O estopim para o comunicado ocorreu durante a sessão ordinária dessa segunda-feira (4) da Assembleia Legislativa, em que o agora petebista (eleito pelo PSL, também ex-partido de Jair Bolsonaro) convidou uma liderança dos posseiros para reivindicar, na Tribuna Livre, terras dentro do Sapê do Norte. 

“Samuel Gentil Muniz Batista, que se diz presidente da Associação de Produtores Rurais e Artesãos do ES, não representa o Movimento Quilombola no norte do ES”, afirmam a Conaq e a Zacimba Gaba. Tampouco, prosseguem, “tem legitimidade para falar sobre a temática apresentada pelo deputado Torino Marques”, afirmam, referindo-se à decisão da Justiça Federal de declarar nulos os títulos de terra entregues à Fibria (atual Suzano Papel e Celulose e ex-Aracruz Celulose).

A sentença foi deferida em outubro passado no âmbito de uma ação civil pública impetrada pelo MPF em 2013 (processos 000693-61.2013.4.02.5003 e 0104134-87.2015.02.5003), com base na Comissão Parlamentar de Inquérito (CPI) da Aracruz, realizada em 2002 pela Assembleia Legislativa. Apesar de não concluída, a investigação reuniu comprovações de que as terras foram obtidas pela multinacional papeleira por meio de processos de grilagem. Torino Marques já havia levantado esse assunto há um ano, quando a ação ainda não havia obtido decisão em primeira instância. 

“Essas pessoas se intitulam pequenos agricultores, cuja única intenção é fragmentar todo o território quilombola e vender a posse de lotes, como já ocorrido algumas vezes, tanto que há várias ações de reintegração de posse ajuizada pela empresa Fibria, atual Suzano, conforme se comprova através de um simples consulta no site da Justiça Federal do Espírito”, pontuam a Conaq e a Zacimba Gaba.

AQPOA

As entidades denunciam ainda que “a invasão [das comunidades quilombolas do Sapê do Norte] por pessoas físicas está se tornando insustentável, avançam a cada dia mais para os territórios de Angelim I, Angelim II, Linharinho, São Domingos e São Jorge, todas comunidades que estão com procedimentos administrativos abertos no Incra/ES [Instituto Nacional de Colonização e Reforma Agrária, que tem a atribuição de titular territórios quilombolas no Brasil]”.

A “ocupação indevida por estes indivíduos”, ressaltam, “só atrasa a finalização da entrega do território devidamente reconhecido pelo RTID – Relatório Técnico de Identificação e Delimitação do Território, elaborado pelo Incra”. 

Por esse motivo, advertem “as legítimas lideranças representativas repudiam veementemente as ocupações indevidas que estão ocorrendo nos territórios das diversas comunidades da região e adotarão as providências cabíveis para a retomada das áreas que pertencem única e exclusivamente às comunidades quilombolas devidamente certificadas!”. 
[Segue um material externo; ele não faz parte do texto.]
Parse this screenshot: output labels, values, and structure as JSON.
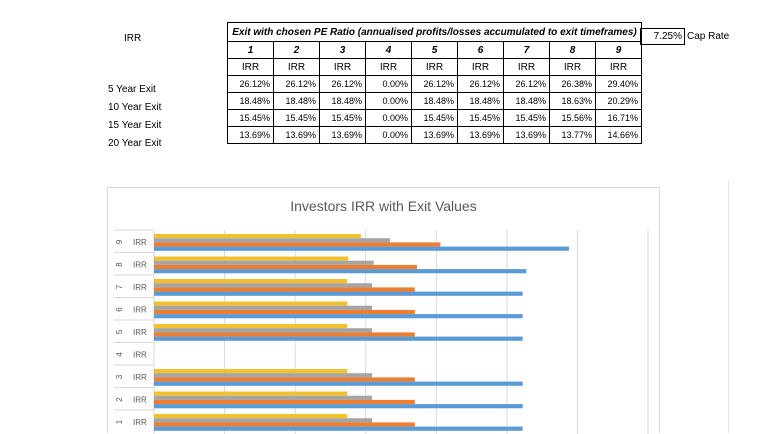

O documento informa ainda que existem no Território Quilombola Tradicional do Sapê do Norte, mais de 32 Comunidades reconhecidas e certificadas pela Fundação Cultural Palmares, aguardando a titulação do processo de titulação pelo Incra, muitas há mais de dez anos.

O processo de titulação, destacam, tem em sua base legal os artigos 215 e 216 da Constituição Federal; o Decreto Federal nº 4.8887/2003; o Art. 68 do Ato das Disposições Constitucionais Transitórias (ADCT) da Constituição Federal; a Convenção 169 da Organização Internacional do Trabalho (LIT); e a Lei nº 12.288/2010 – Estatuto de Igualdade Racial. 

“Pois bem, há mais de dois séculos as comunidades quilombolas do Sapê do Norte lutam incessantemente para sua manutenção no território, pelo direito de existirem, de serem reconhecidos como povos tradicionais, suas tradições como patrimônio imaterial da humanidade, e agora se veem no dilema de litigar contra pessoas estranhas à comunidade que se intitulam quilombolas, mas pertencem a nenhum quilombo, e assim estão adentrando no território sem nenhum respeito às organizações!”